Победивший дракона
Существование ужасного в каждой частице воздуха. Ты вдыхаешь его прозрачным, невидимым; однако в тебе оно оседает, становится твердым, принимает острые геометрические формы и застревает между органами; потому что все, что в муках и ужасе совершалось на месте казней, в пыточных камерах, в сумасшедших домах, в операционных палатах, под арками мостов поздней осенью, – все это из разряда упорно нескончаемого и непреходящего, все это сохраняется и, ревнуя ко всему сущему, налипает на кошмарную действительность, явь. Люди хотели бы многое из этого забыть; сон мягко заглаживает у них в мозгу такие борозды, но сновидения оттесняют сон и тащат за собой неизгладимые зарисовки. И люди просыпаются, и тяжело дышат, и заставляют свет свечи растворяться во мраке, и пьют, как подслащенную воду, это полуосвещенное успокоение. Но ах, на какой узкой кромке держится эта безопасность. Всего лишь ничтожный наклон, и взгляд уже снова оказывается за пределами знакомого и дружественного, и только что столь утешительный контур отчетливей проявляется, как край бездонного страха. Бойся света, который делает пространство углубленней; не оглядывайся, не встала ли позади тебя тень, как твой господин. Может быть, лучше бы ты остался в темноте и твое ничем не ограниченное сердце попыталось бы стать тяжелым сердцем всего неразличимого. Теперь же ты собираешь себя в себе, видишь себя перед собой, утихнувшим на твоих же руках, время от времени неточным движением втягиваешь туда же свое лицо. И в тебе почти нет никакого пространства; и тебя почти успокаивает, что в этой твоей тесноте не может поместиться что‑то очень огромное, что даже неслыханное внутри тебя должно довольствоваться твоим масштабом. Но снаружи, снаружи это существует без оглядки на тебя; и если снаружи это поднимается, то это наполняет и тебя тоже; наполняет не сосуды (они отчасти в твоей власти) или флегму твоих невозмутимых органов: это прибывает в капиллярах, трубчато всасывается наверх, в самые крайние ответвления твоего развившегося из неисчислимых побочных развилок бытия. Там поднимается это, там это превышает тебя, идет выше, чем твой дух, где ты спасаешься как в своем последнем прибежище. Ах, и куда же тогда, куда же тогда? Твое сердце изгоняет тебя из самого тебя, твое сердце почти вне тебя, и ты уже стоишь снаружи и больше не можешь вернуться назад. Словно жук, на которого наступили, ты выдавливаешься из самого себя, и твоя совсем маленькая поверхностная твердость и приспособляемость уже не имеют никакого смысла.
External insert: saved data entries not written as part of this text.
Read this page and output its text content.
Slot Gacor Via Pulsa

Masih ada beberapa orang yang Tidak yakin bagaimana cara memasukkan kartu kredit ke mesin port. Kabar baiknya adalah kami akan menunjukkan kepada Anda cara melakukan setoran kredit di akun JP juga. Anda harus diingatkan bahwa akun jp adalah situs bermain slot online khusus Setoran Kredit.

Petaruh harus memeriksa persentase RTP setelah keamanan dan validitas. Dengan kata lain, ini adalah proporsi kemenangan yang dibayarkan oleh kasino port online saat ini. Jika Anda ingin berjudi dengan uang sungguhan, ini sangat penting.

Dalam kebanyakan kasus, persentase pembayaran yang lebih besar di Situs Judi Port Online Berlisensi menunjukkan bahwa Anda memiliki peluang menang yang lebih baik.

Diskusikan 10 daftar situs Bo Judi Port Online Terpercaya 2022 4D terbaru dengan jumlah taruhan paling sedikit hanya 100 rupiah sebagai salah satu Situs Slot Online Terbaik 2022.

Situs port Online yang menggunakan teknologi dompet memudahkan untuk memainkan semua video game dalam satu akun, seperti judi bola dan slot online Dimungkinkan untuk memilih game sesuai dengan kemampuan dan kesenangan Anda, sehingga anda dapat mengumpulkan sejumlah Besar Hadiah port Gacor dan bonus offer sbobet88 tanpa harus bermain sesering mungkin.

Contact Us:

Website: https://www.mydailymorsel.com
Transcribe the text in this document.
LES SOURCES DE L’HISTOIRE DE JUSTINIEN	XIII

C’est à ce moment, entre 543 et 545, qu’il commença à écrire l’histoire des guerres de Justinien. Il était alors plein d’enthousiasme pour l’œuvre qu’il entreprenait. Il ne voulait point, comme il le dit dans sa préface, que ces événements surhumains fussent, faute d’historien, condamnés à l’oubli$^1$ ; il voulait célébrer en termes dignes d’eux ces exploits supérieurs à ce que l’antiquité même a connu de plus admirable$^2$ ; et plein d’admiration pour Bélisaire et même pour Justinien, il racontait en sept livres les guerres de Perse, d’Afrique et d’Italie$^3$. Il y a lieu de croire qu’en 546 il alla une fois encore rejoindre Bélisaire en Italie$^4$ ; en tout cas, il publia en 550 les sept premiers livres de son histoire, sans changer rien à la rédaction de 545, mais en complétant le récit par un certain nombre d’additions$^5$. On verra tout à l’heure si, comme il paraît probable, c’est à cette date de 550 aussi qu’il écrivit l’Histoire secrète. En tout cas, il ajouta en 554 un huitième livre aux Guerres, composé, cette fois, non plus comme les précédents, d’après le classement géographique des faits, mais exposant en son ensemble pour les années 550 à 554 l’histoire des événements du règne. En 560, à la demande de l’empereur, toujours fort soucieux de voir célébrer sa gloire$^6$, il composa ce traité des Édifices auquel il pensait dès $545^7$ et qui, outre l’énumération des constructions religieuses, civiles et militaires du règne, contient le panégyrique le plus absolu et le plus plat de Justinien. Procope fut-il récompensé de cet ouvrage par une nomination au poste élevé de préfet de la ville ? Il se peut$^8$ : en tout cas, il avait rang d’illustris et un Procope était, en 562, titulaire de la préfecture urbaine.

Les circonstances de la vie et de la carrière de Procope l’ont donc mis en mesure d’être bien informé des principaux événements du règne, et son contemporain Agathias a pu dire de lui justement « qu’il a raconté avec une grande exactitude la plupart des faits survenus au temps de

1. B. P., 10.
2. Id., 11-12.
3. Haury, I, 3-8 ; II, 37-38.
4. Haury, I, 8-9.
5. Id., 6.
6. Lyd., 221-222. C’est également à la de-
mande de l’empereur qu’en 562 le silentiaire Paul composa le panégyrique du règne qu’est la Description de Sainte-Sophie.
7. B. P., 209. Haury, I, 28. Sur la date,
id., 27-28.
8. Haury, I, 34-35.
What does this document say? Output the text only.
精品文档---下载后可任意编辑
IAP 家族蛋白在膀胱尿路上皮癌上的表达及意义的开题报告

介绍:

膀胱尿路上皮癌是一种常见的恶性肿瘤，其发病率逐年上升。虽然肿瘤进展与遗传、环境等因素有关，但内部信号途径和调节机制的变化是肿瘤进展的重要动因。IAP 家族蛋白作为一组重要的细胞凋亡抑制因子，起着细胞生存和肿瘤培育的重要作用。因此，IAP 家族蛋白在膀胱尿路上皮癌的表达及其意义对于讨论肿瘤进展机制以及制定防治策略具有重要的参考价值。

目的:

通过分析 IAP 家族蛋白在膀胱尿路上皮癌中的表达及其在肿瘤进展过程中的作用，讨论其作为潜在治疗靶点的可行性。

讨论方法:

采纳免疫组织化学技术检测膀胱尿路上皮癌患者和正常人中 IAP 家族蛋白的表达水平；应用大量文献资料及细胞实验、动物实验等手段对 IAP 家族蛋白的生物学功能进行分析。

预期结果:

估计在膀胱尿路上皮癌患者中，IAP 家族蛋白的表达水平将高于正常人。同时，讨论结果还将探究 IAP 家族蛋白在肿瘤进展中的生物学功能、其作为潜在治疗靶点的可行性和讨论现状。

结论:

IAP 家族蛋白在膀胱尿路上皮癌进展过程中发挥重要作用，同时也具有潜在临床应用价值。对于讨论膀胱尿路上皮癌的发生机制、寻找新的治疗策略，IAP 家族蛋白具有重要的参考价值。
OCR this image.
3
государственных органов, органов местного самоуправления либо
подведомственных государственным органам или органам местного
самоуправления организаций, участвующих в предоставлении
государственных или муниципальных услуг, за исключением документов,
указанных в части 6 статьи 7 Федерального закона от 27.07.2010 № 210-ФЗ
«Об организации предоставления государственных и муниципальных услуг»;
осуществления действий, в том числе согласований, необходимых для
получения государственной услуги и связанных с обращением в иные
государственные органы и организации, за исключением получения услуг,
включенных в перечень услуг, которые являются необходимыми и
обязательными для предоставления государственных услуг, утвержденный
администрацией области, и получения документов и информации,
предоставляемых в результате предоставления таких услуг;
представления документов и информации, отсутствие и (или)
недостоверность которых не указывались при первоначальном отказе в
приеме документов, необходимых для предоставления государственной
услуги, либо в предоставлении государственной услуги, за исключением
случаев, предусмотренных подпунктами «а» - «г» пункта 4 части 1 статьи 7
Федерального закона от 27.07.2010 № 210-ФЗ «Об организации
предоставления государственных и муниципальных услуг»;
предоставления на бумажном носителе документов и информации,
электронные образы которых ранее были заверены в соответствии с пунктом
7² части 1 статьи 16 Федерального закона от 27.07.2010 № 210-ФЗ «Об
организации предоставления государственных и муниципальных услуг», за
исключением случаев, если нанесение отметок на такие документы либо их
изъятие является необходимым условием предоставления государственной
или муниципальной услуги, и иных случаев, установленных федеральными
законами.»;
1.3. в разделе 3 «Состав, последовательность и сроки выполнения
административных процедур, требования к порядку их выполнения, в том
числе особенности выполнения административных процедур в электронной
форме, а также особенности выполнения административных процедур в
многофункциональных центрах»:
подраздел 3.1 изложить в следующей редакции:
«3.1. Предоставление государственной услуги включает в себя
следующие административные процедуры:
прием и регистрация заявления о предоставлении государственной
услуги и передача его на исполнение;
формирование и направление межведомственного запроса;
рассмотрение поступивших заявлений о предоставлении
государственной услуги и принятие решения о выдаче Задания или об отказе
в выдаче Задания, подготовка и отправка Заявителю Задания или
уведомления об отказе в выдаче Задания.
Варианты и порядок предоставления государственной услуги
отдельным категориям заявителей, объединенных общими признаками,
О, ночь без предметов! О, наглухо закрытое окно, о, заботливо запертые двери; устои старых времен, воспринятые, засвидетельствованные, никогда не понятые до конца. О, тишина на лестничной клетке, тишина в соседних комнатах, тишина высоко под потолком. О, мать: о, ты единственная, кто эту тишину устанавливал когда‑то в детстве. Кто берет тишину на себя, говорит: не бойся, это я. У кого есть мужество стать в ночи этой тишиной ради того, кто пугается, кто изнемог от страха. Ты зажигаешь свет, и уже шорох – ты сама, и ты держишь свет перед собой и говоришь: это я, не бойся. И ты ставишь его, медленно, и нет никакого сомнения: это ты, ты – этот свет вокруг привычных душевных вещей, и они здесь без задней мысли, хорошие, наивные, однозначные. И если где‑нибудь в стене что‑то беспокоит или ступает по половицам, то ты только улыбаешься, улыбаешься, улыбаешься прозрачно на светлом фоне, склонившись над испуганными глазами, которые тебя исследуют, как если бы ты знала тайну каждого полушороха и договорилась с ним и условилась. Равна ли какая сила твоей силе в земном господстве? Смотри: цари лежат в своих кроватках и цепенеют от страха, и никакой рассказчик историй не может их отвлечь. И у бесконечно счастливой груди своей любимицы прочь уползает их боязливость, и они становятся обмякшими и беззвучными. Да, ты приходишь и держишь чудовищное позади себя, и ты – вся перед младенцем; не занавес, который тут или там можно отодвинуть. Нет. Ты как бы обогнала чудовищное по зову, когда он, зов, тебя затребовал. Ты как бы от всего, что могло прийти, вырвалась далеко вперед, и за спиной у тебя лишь твоя спешка, твоя вечная дорога, полет твоей любви.
* * *
Mouleur[1], мимо чьей лавки прохожу каждый день, вывесил возле своей двери две маски. Лицо молодой утопленницы[2]: с нее сняли гипсовую маску в морге, потому что она красива, потому что улыбалась, потому что она так таинственно улыбалась, как если бы все знала заранее… И под ней – всеми узнаваемое лицо[3]. Этот жесткий узел из туго стянутых мыслей и чувств. Это неумолимое самоуплотнение, жаждущее непрерывно испаряться. Лицо того, чей слух Господь запечатал, чтобы не проникало никаких звуков извне. Чтобы он не приходил в смущение от потускнелости и дряхлости шумов. Он, в ком пребывала их ясность и длительность; чтобы только безмолвные мысли и чувства запечатлевали бы для него мир, беззвучный, напряженный, ожидающий мир, неготовый, мир до сотворения звука.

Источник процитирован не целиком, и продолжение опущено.